How to Calculate Angular Deceleration for a Flywheel

What is the angular deceleration of a flywheel that slows down while rotating through 48 revolutions?

Given data: Initial angular velocity = 583 rev/min, Final angular velocity = 377 rev/min, Number of revolutions = 48

Angular Deceleration Calculation

The angular deceleration of the flywheel is approximately -3.347 rad/s².

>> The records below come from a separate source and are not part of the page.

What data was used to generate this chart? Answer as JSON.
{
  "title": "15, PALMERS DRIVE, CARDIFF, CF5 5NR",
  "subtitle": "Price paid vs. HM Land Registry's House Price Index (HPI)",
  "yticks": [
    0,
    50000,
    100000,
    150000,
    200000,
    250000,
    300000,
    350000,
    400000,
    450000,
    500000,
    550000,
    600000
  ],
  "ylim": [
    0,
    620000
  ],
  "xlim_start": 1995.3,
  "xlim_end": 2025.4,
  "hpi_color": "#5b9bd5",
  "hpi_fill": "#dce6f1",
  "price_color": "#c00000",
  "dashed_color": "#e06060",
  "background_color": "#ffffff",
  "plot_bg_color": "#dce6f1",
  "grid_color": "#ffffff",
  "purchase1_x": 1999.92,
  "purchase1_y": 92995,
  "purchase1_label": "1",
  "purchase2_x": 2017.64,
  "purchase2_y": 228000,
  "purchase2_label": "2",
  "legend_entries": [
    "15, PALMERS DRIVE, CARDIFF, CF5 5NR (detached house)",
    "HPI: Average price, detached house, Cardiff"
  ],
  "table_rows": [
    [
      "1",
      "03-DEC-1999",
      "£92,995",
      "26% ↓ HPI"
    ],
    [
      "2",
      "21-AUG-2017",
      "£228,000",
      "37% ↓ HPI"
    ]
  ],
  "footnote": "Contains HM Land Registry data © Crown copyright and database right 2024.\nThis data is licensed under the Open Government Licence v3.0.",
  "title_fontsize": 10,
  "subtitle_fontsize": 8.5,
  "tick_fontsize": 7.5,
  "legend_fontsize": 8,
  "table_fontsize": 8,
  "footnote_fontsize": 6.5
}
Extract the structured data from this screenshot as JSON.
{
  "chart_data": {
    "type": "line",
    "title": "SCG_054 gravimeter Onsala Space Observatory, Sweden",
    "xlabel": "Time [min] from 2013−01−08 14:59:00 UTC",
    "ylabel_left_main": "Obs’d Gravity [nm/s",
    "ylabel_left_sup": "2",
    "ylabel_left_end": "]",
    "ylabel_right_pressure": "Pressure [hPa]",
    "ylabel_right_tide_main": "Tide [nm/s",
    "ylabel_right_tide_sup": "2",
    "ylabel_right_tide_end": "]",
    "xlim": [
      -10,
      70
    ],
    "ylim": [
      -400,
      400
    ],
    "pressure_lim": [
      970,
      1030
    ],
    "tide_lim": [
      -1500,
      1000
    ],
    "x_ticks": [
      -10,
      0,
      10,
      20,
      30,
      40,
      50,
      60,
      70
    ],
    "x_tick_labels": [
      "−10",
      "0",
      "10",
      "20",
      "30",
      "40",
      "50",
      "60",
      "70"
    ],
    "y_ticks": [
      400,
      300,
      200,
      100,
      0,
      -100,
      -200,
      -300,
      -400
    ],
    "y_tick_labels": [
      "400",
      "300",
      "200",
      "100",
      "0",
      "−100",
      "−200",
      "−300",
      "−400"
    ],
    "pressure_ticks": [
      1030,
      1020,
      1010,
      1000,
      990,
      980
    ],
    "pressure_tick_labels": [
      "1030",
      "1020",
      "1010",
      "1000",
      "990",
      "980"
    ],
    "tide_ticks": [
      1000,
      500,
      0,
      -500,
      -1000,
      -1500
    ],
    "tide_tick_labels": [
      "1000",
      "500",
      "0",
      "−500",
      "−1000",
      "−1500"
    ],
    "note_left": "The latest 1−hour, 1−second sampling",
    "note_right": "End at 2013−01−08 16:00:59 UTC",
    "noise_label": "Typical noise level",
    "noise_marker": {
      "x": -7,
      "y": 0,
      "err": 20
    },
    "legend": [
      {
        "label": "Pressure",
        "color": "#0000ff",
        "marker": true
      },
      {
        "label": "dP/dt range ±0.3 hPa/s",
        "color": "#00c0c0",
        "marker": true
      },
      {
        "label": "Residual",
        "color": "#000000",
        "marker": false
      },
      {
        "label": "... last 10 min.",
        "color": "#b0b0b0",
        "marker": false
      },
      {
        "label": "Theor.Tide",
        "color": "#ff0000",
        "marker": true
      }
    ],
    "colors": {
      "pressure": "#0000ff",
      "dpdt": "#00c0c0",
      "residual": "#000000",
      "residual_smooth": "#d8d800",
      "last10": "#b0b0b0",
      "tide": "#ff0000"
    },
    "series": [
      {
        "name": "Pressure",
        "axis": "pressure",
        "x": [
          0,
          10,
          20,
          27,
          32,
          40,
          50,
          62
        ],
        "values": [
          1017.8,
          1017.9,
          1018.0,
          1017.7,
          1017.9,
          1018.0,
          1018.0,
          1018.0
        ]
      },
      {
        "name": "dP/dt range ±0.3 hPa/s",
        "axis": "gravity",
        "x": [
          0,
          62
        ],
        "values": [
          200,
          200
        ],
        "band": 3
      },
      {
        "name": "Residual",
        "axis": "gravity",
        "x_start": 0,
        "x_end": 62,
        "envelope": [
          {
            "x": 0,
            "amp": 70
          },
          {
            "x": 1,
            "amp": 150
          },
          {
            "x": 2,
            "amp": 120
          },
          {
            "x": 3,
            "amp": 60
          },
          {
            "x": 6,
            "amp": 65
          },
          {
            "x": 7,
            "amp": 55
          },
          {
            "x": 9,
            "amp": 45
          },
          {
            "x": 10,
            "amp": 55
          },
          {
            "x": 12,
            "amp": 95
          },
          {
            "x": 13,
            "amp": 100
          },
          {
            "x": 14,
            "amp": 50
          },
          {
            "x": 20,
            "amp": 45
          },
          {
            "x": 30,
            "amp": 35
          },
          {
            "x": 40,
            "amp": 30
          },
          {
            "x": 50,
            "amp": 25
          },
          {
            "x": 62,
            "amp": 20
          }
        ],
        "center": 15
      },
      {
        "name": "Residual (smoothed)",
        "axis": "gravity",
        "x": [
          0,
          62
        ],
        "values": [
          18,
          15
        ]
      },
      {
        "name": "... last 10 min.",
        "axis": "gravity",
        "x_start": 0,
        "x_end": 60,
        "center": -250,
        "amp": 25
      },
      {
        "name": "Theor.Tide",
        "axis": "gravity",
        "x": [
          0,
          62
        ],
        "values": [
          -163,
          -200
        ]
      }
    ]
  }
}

To calculate the angular deceleration of a flywheel that slows down while rotating through 48 revolutions, follow these steps:

1. Convert the initial and final angular velocities to rad/s:
• Initial angular velocity (ωi) = 583 rev/min = 61.052 rad/s
• Final angular velocity (ωf) = 377 rev/min = 39.442 rad/s
2. Calculate the angular displacement (θ) from the number of revolutions:
• Number of revolutions = 48
• Angular displacement (θ) = 48 rev × 2π rad/rev = 96π rad
3. Use the angular motion equations:
• ωf² = ωi² + 2αθ
• Solve for angular acceleration (α): α = ((39.442 rad/s)² - (61.052 rad/s)²) / (2 × 96π rad)
4. Calculate the angular deceleration:
• Angular deceleration ≈ -3.347 rad/s²

By following these steps, you can determine the angular deceleration of the flywheel when it slows down while rotating through a certain number of revolutions.